Rasterio has one C library dependency: GDAL >=1.11
. GDAL itself depends on
many of other libraries provided by most major operating systems and also
depends on the non standard GEOS and PROJ4 libraries.
Python package dependencies (see also requirements.txt): affine, cligj,
click, enum34, numpy
.
Development also requires (see requirements-dev.txt) Cython and other packages.
Binary wheels with the GDAL, GEOS, and PROJ4 libraries included are available
for OS X versions 10.7+ starting with Rasterio version 0.17. To install,
run pip install rasterio
. These binary wheels are preferred by newer
versions of pip. If you don't want these wheels and want to install from
a source distribution, run pip install rasterio --no-binary
instead.
The included GDAL library is fairly minimal, providing only the format drivers that ship with GDAL and are enabled by default. To get access to more formats, you must build from a source distribution (see below).
Binary wheels for other operating systems will be available in a future release.
Binary wheels for rasterio and GDAL are created by Christoph Gohlke and are available from his website.
To install rasterio, download both binaries for your system (rasterio and GDAL) and run something like this from the downloads folder:
$ pip install -U pip
$ pip install GDAL-1.11.2-cp27-none-win32.whl
$ pip install rasterio-0.24.0-cp27-none-win32.whl
To install rasterio on the Anaconda Python distribution, please visit the rasterio conda-forge page for install instructions. This build is maintained separately from the rasterio distribution on PyPi and packaging issues should be addressed on the rasterio conda-forge issue tracker.
Rasterio is a Python C extension and to build you'll need a working compiler (XCode on OS X etc). You'll also need Numpy preinstalled; the Numpy headers are required to run the rasterio setup script. Numpy has to be installed (via the indicated requirements file) before rasterio can be installed. See rasterio's Travis configuration for more guidance.
The following commands are adapted from Rasterio's Travis-CI configuration.
$ sudo add-apt-repository ppa:ubuntugis/ppa
$ sudo apt-get update
$ sudo apt-get install python-numpy gdal-bin libgdal-dev
$ pip install rasterio
Adapt them as necessary for your Linux system.

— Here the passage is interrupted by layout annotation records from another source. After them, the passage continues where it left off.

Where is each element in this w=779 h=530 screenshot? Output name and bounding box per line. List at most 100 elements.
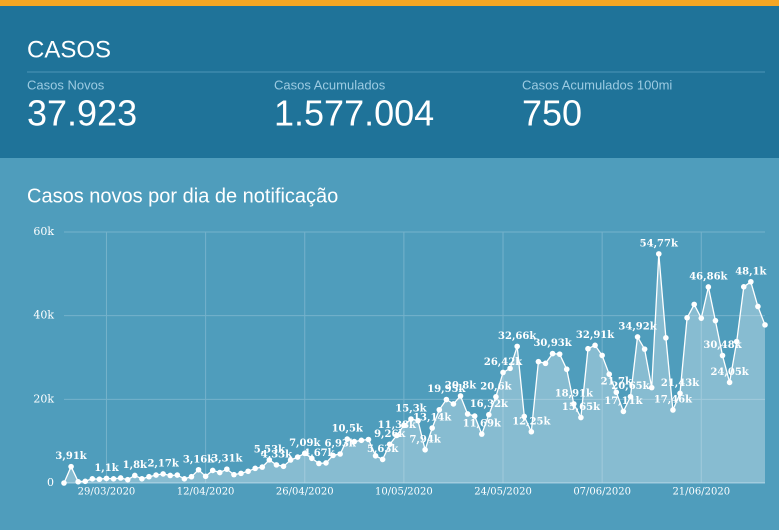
point	[592, 342, 598, 349]
point	[571, 401, 577, 407]
data-label: 54,77k	[640, 238, 679, 249]
data-label: 46,86k	[689, 271, 728, 282]
point	[663, 335, 669, 341]
point	[330, 452, 336, 459]
point	[309, 455, 315, 462]
data-label: 32,66k	[498, 331, 537, 342]
data-label: 24,05k	[710, 367, 749, 378]
data-label: 15,65k	[562, 402, 601, 413]
point	[542, 360, 549, 367]
point	[585, 345, 591, 352]
point	[493, 394, 499, 400]
point	[691, 301, 697, 308]
point	[563, 366, 570, 373]
point	[755, 303, 761, 310]
point	[443, 396, 450, 403]
data-label: 17,46k	[654, 394, 693, 405]
data-label: 21,43k	[661, 378, 700, 389]
point	[471, 413, 478, 419]
data-label: 11,69k	[463, 419, 502, 430]
point	[358, 437, 365, 444]
x-tick-label: 12/04/2020	[177, 487, 235, 498]
data-label: 4,33k	[261, 449, 293, 460]
data-label: 9,26k	[374, 429, 406, 440]
x-tick-label: 10/05/2020	[375, 487, 433, 498]
data-label: 6,93k	[325, 439, 357, 450]
point	[231, 471, 237, 478]
point	[316, 460, 322, 467]
point	[202, 473, 209, 480]
point	[89, 476, 96, 482]
point	[599, 352, 605, 359]
point	[153, 472, 159, 478]
point	[351, 438, 358, 445]
data-label: 20,65k	[611, 381, 650, 392]
point	[740, 284, 747, 290]
point	[386, 441, 393, 448]
point	[556, 351, 563, 357]
area	[64, 253, 765, 483]
point	[415, 417, 421, 424]
data-label: 5,53k	[254, 444, 286, 455]
point	[238, 470, 244, 477]
section-title: CASOS	[27, 36, 111, 63]
point	[648, 384, 655, 391]
data-label: 12,25k	[512, 416, 551, 427]
point	[450, 401, 457, 407]
data-label: 21,7k	[601, 377, 633, 388]
point	[698, 315, 705, 321]
point	[500, 369, 506, 376]
data-label: 5,63k	[367, 444, 399, 455]
data-label: 19,95k	[427, 384, 466, 395]
point	[146, 473, 152, 480]
point	[103, 475, 110, 482]
data-label: 30,48k	[703, 340, 742, 351]
data-label: 1,1k	[94, 463, 119, 474]
point	[365, 436, 372, 443]
point	[478, 431, 485, 437]
point	[294, 454, 301, 460]
data-label: 7,09k	[289, 438, 321, 449]
point	[486, 411, 492, 418]
data-label: 3,16k	[183, 454, 215, 465]
point	[139, 476, 145, 482]
point	[117, 475, 124, 481]
data-label: 48,1k	[735, 266, 767, 277]
data-label: 2,17k	[147, 458, 179, 469]
point	[61, 480, 67, 486]
stat-value: 1.577.004	[274, 93, 434, 134]
data-label: 3,31k	[211, 454, 243, 465]
data-label: 18,91k	[555, 388, 594, 399]
point	[344, 436, 351, 442]
point	[627, 393, 634, 400]
point	[535, 358, 542, 365]
data-label: 4,67k	[303, 448, 335, 459]
point	[507, 365, 513, 372]
point	[301, 450, 308, 457]
point	[762, 322, 768, 328]
data-label: 15,3k	[395, 403, 427, 414]
point	[684, 314, 690, 321]
point	[216, 469, 223, 476]
data-label: 3,91k	[55, 451, 87, 462]
y-tick-label: 0	[47, 476, 54, 489]
x-tick-label: 07/06/2020	[573, 487, 631, 498]
top-bar	[0, 0, 779, 6]
point	[677, 390, 683, 397]
point	[188, 473, 195, 480]
data-label: 32,91k	[576, 330, 615, 341]
data-label: 17,11k	[604, 396, 643, 407]
header-panel	[0, 0, 779, 158]
x-tick-label: 24/05/2020	[474, 487, 532, 498]
data-label: 26,42k	[484, 357, 523, 368]
stat-value: 37.923	[27, 93, 137, 134]
point	[733, 338, 740, 345]
point	[287, 457, 294, 463]
data-label: 34,92k	[618, 321, 657, 332]
point	[224, 466, 230, 472]
point	[124, 476, 131, 483]
point	[549, 350, 556, 357]
point	[174, 472, 181, 478]
point	[436, 406, 443, 413]
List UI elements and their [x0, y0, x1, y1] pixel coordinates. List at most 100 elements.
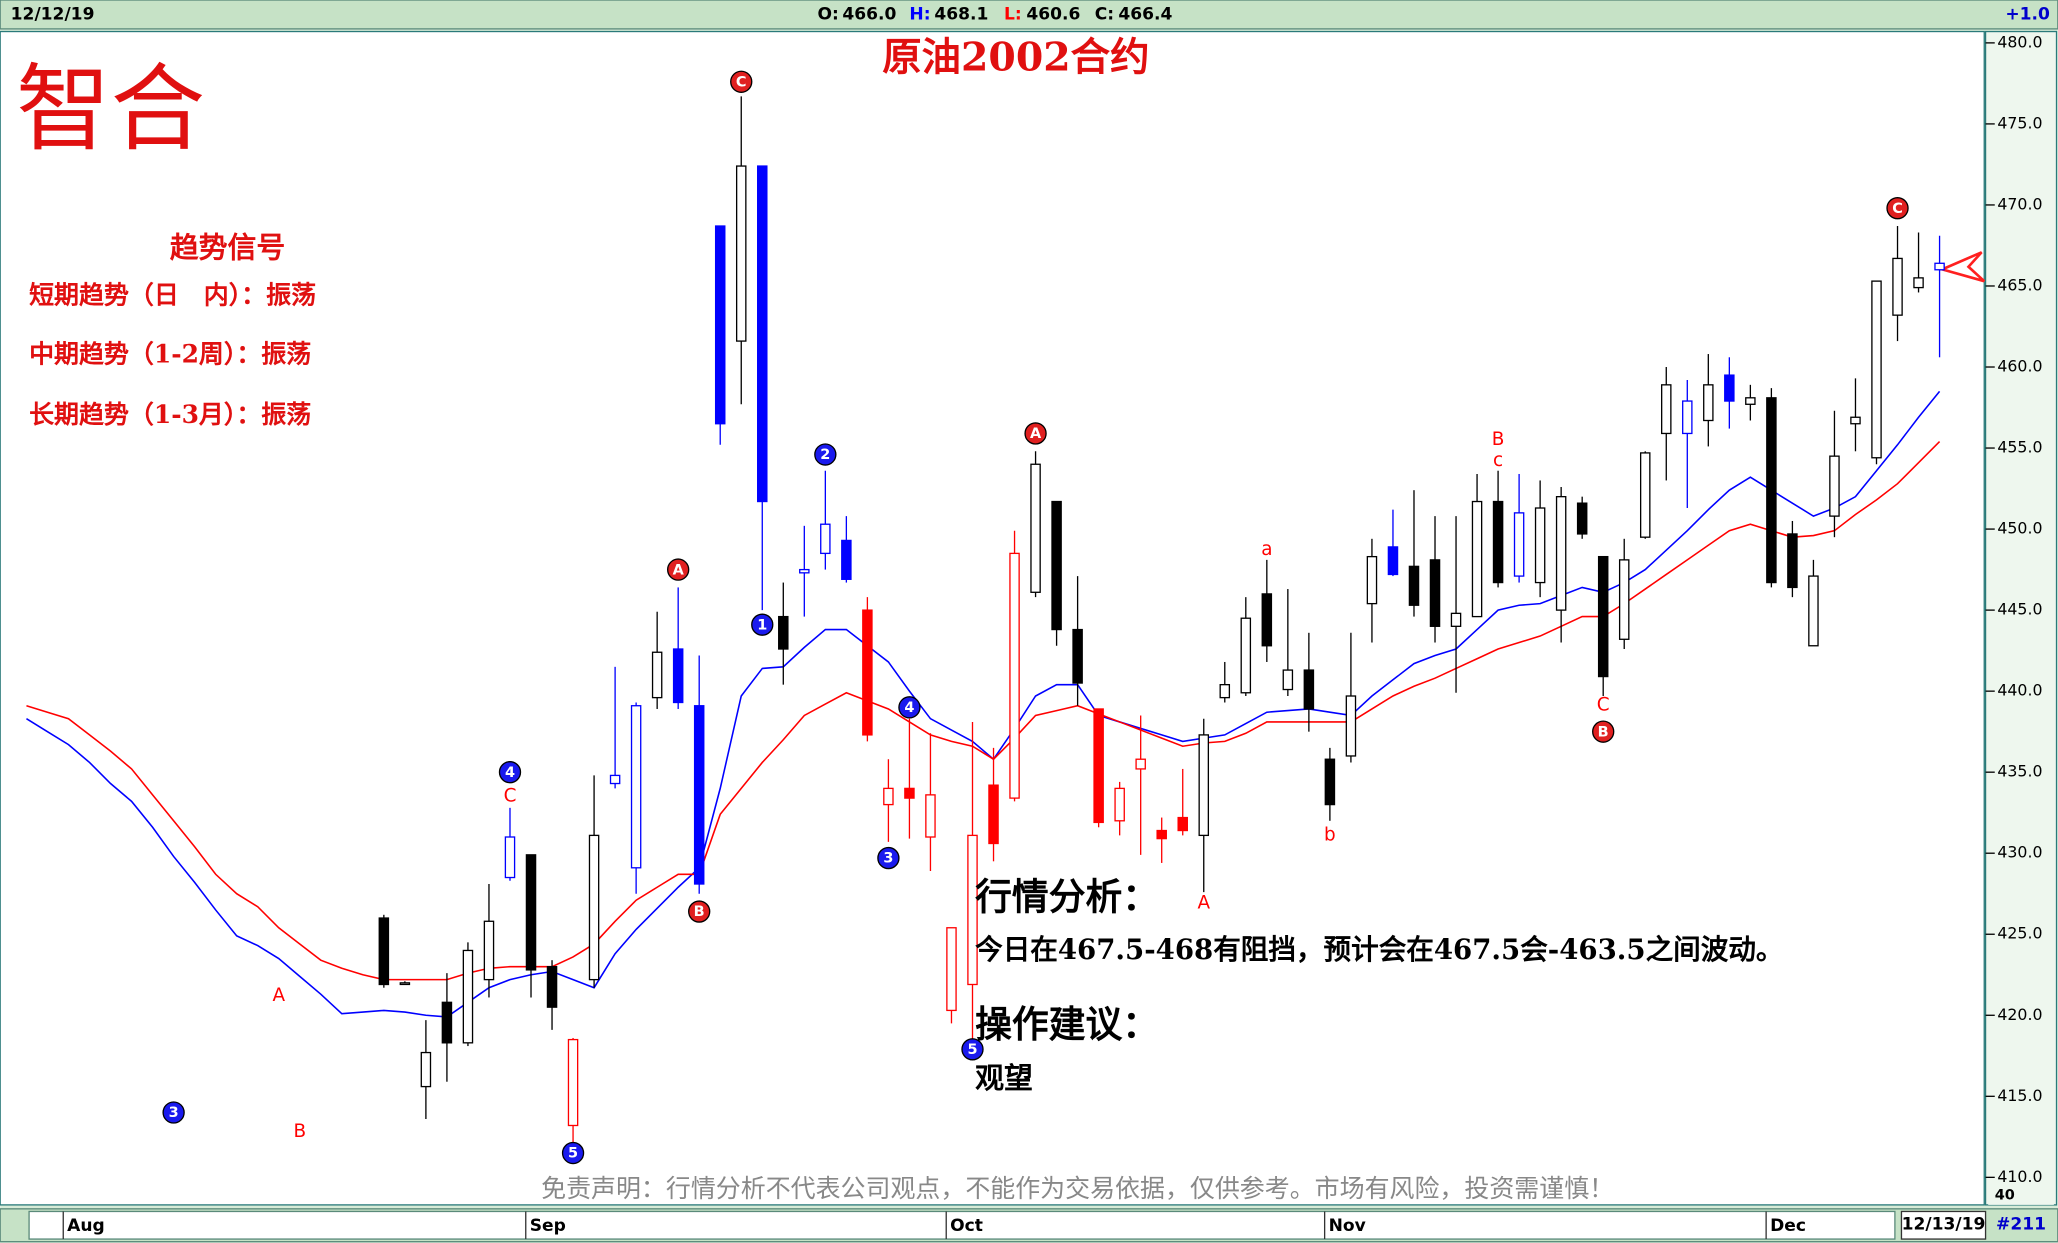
y-tick-label: 410.0: [1997, 1167, 2042, 1186]
candle-body: [862, 609, 873, 736]
candle-body: [714, 225, 726, 425]
y-tick-label: 435.0: [1997, 762, 2042, 781]
candle-body: [799, 568, 810, 574]
wave-label: A: [1030, 426, 1042, 442]
wave-label: c: [1493, 450, 1503, 471]
y-axis-area: [1984, 30, 2058, 1206]
candle-body: [672, 648, 684, 704]
wave-marker: [730, 70, 753, 93]
candle-body: [1030, 463, 1041, 593]
trend-row: 长期趋势（1-3月）：振荡: [29, 400, 311, 429]
candle-body: [1219, 684, 1231, 699]
candle-body: [1913, 277, 1924, 289]
candle-body: [1492, 500, 1504, 584]
header-change: +1.0: [2005, 4, 2050, 24]
candle-body: [820, 523, 831, 555]
candle-body: [1639, 452, 1651, 538]
corner-box: [1988, 1178, 2054, 1205]
candle-body: [1597, 555, 1609, 678]
header-high-label: H:: [909, 4, 930, 24]
candle-body: [1114, 787, 1125, 822]
x-tick-label: Sep: [530, 1216, 566, 1236]
candle-body: [946, 927, 957, 1012]
candle-body: [630, 705, 642, 869]
candle-body: [651, 651, 663, 699]
candle-body: [1156, 829, 1167, 840]
header-open-label: O:: [817, 4, 838, 24]
candle-body: [841, 539, 852, 580]
candle-body: [1051, 500, 1062, 631]
candle-body: [1787, 533, 1798, 589]
logo: 智合: [16, 55, 205, 165]
wave-label: B: [293, 1121, 306, 1142]
candle-body: [525, 854, 537, 971]
date-axis: [28, 1210, 1896, 1240]
y-tick-label: 430.0: [1997, 843, 2042, 862]
trend-title: 趋势信号: [170, 231, 286, 265]
candle-body: [1282, 669, 1294, 691]
candle-body: [399, 982, 411, 986]
wave-marker: [561, 1141, 585, 1165]
footer-bars: #211: [1996, 1215, 2046, 1235]
wave-marker: [814, 443, 837, 466]
candle-body: [1198, 734, 1210, 837]
header-open: 466.0: [842, 4, 896, 24]
candle-body: [967, 834, 978, 986]
top-bar: [0, 0, 2058, 30]
wave-marker: [1886, 197, 1909, 220]
candle-body: [1177, 816, 1188, 832]
wave-label: 3: [883, 851, 893, 867]
y-tick-label: 450.0: [1997, 519, 2042, 538]
y-tick-label: 445.0: [1997, 600, 2042, 619]
candle-body: [1703, 384, 1714, 422]
date-box: [1900, 1210, 1987, 1240]
y-tick-label: 470.0: [1997, 194, 2042, 213]
header-close: 466.4: [1118, 4, 1172, 24]
wave-label: 5: [967, 1042, 977, 1058]
candle-body: [1240, 617, 1252, 694]
candle-body: [1429, 559, 1441, 627]
candle-body: [567, 1038, 579, 1127]
y-tick-label: 480.0: [1997, 32, 2042, 51]
wave-label: C: [504, 785, 517, 806]
y-tick-label: 460.0: [1997, 357, 2042, 376]
candle-body: [420, 1051, 432, 1088]
x-tick-label: Dec: [1770, 1216, 1806, 1236]
candle-body: [1366, 555, 1378, 605]
wave-label: C: [1892, 201, 1903, 217]
candle-body: [1934, 262, 1945, 271]
candle-body: [504, 836, 516, 879]
candle-body: [588, 834, 600, 981]
advice-heading: 操作建议：: [975, 1002, 1159, 1046]
wave-label: 3: [169, 1105, 179, 1121]
wave-marker: [498, 761, 522, 784]
wave-marker: [751, 613, 774, 636]
header-low: 460.6: [1026, 4, 1080, 24]
candle-body: [1387, 546, 1399, 576]
wave-marker: [1024, 422, 1047, 445]
wave-label: B: [1598, 724, 1609, 740]
y-tick-label: 425.0: [1997, 924, 2042, 943]
wave-marker: [667, 558, 690, 581]
analysis-heading: 行情分析：: [975, 875, 1159, 919]
y-tick-label: 465.0: [1997, 275, 2042, 294]
wave-label: C: [736, 74, 747, 90]
header-high: 468.1: [934, 4, 988, 24]
y-tick-label: 475.0: [1997, 113, 2042, 132]
candle-body: [1766, 397, 1777, 584]
plot-area: [0, 30, 1985, 1206]
candle-body: [735, 165, 747, 342]
header-date: 12/12/19: [11, 4, 95, 24]
candle-body: [1009, 552, 1020, 799]
candle-body: [1303, 669, 1315, 710]
header-low-label: L:: [1004, 4, 1022, 24]
candle-body: [925, 794, 936, 838]
candle-body: [1661, 384, 1672, 435]
candle-body: [883, 787, 894, 806]
wave-label: a: [1261, 539, 1272, 560]
x-tick-label: Oct: [950, 1216, 983, 1236]
candle-body: [904, 787, 915, 799]
wave-label: 1: [757, 617, 767, 633]
wave-label: A: [272, 985, 285, 1006]
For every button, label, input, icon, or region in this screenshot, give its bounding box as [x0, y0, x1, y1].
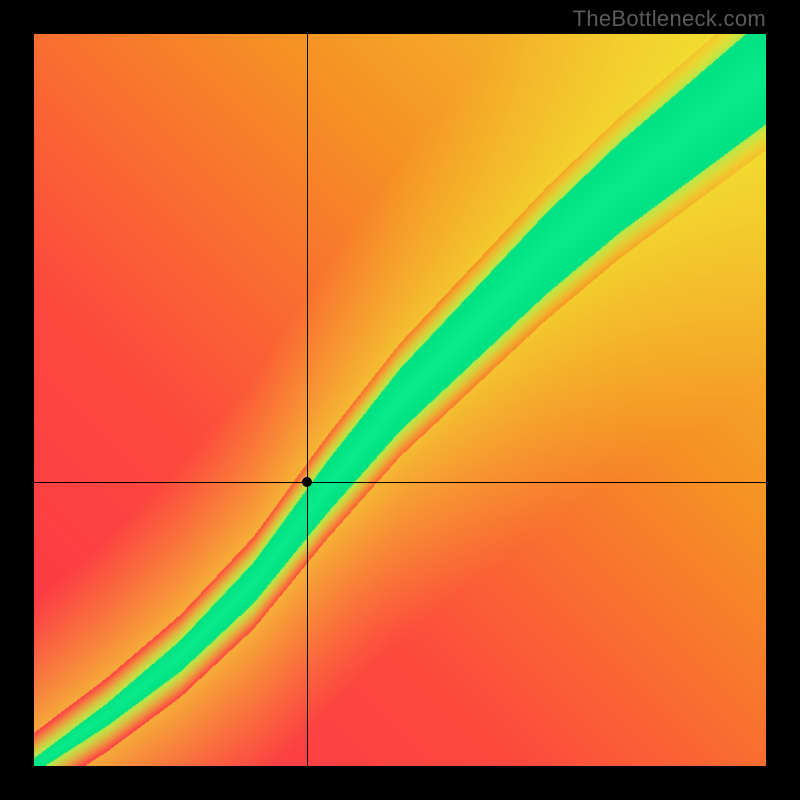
- chart-frame: TheBottleneck.com: [0, 0, 800, 800]
- crosshair-vertical: [307, 34, 308, 766]
- watermark-text: TheBottleneck.com: [573, 6, 766, 32]
- heatmap-canvas: [34, 34, 766, 766]
- heatmap-plot: [34, 34, 766, 766]
- crosshair-marker: [302, 477, 312, 487]
- crosshair-horizontal: [34, 482, 766, 483]
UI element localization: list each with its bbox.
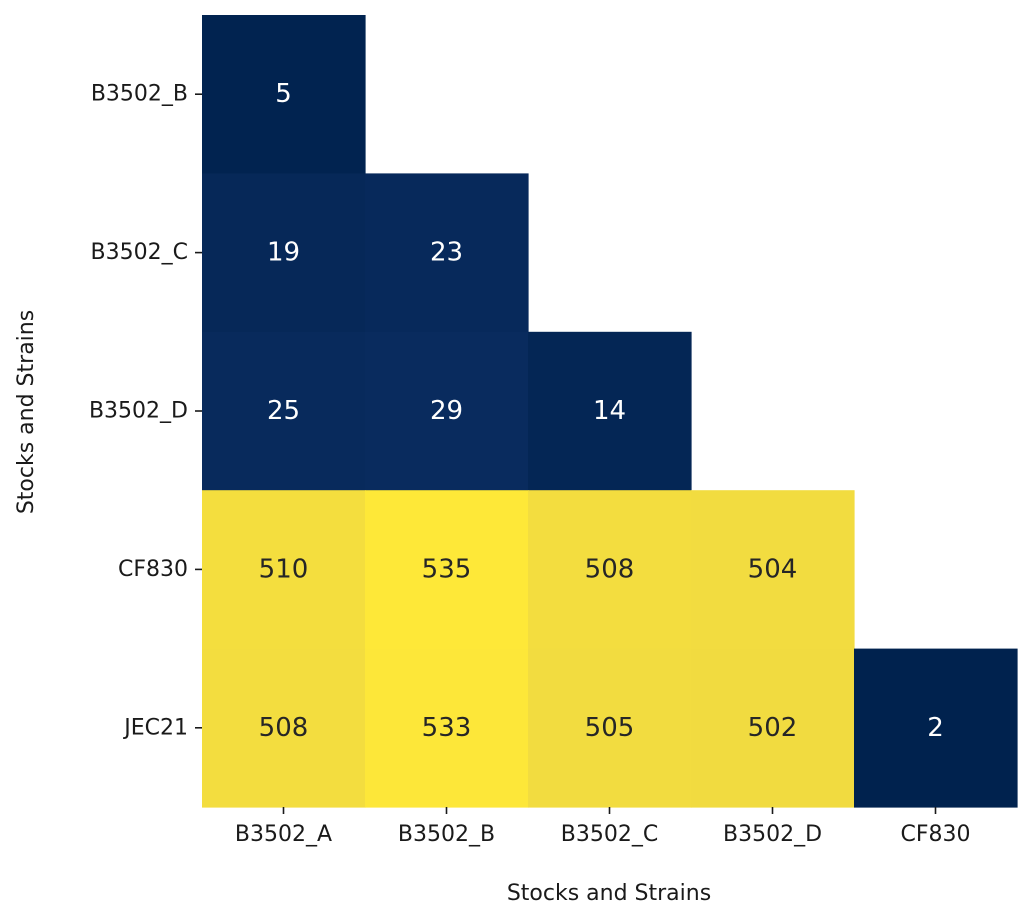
cell-value-label: 29 [430, 396, 463, 426]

For a Homebrew based Python environment, do the following.
$ brew install gdal
$ pip install rasterio
You can download a binary distribution of GDAL from here. You will also need to download the compiled libraries and headers (include files).
When building from source on Windows, it is important to know that setup.py cannot rely on gdal-config, which is only present on UNIX systems, to discover the locations of header files and libraries that rasterio needs to compile its C extensions. On Windows, these paths need to be provided by the user. You will need to find the include files and the library files for gdal and use setup.py as follows.
$ python setup.py build_ext -I<path to gdal include files> -lgdal_i -L<path to gdal library> install
With pip
$ pip install --no-use-pep517 --global-option -I<path to gdal include files> -lgdal_i -L<path to gdal library> .
Note: --no-use-pep517
is required as pip currently hasn't implemented a
way for optional arguments to be passed to the build backend when using PEP 517.
See here. for more details.
Alternatively environment variables (e.g. INCLUDE and LINK) used by MSVC compiler can be used to point to include directories and library files.
We have had success compiling code using the same version of Microsoft's Visual Studio used to compile the targeted version of Python (more info on versions used here.).
Note: The GDAL dll (gdal111.dll) and gdal-data directory need to be in your Windows PATH otherwise rasterio will fail to work.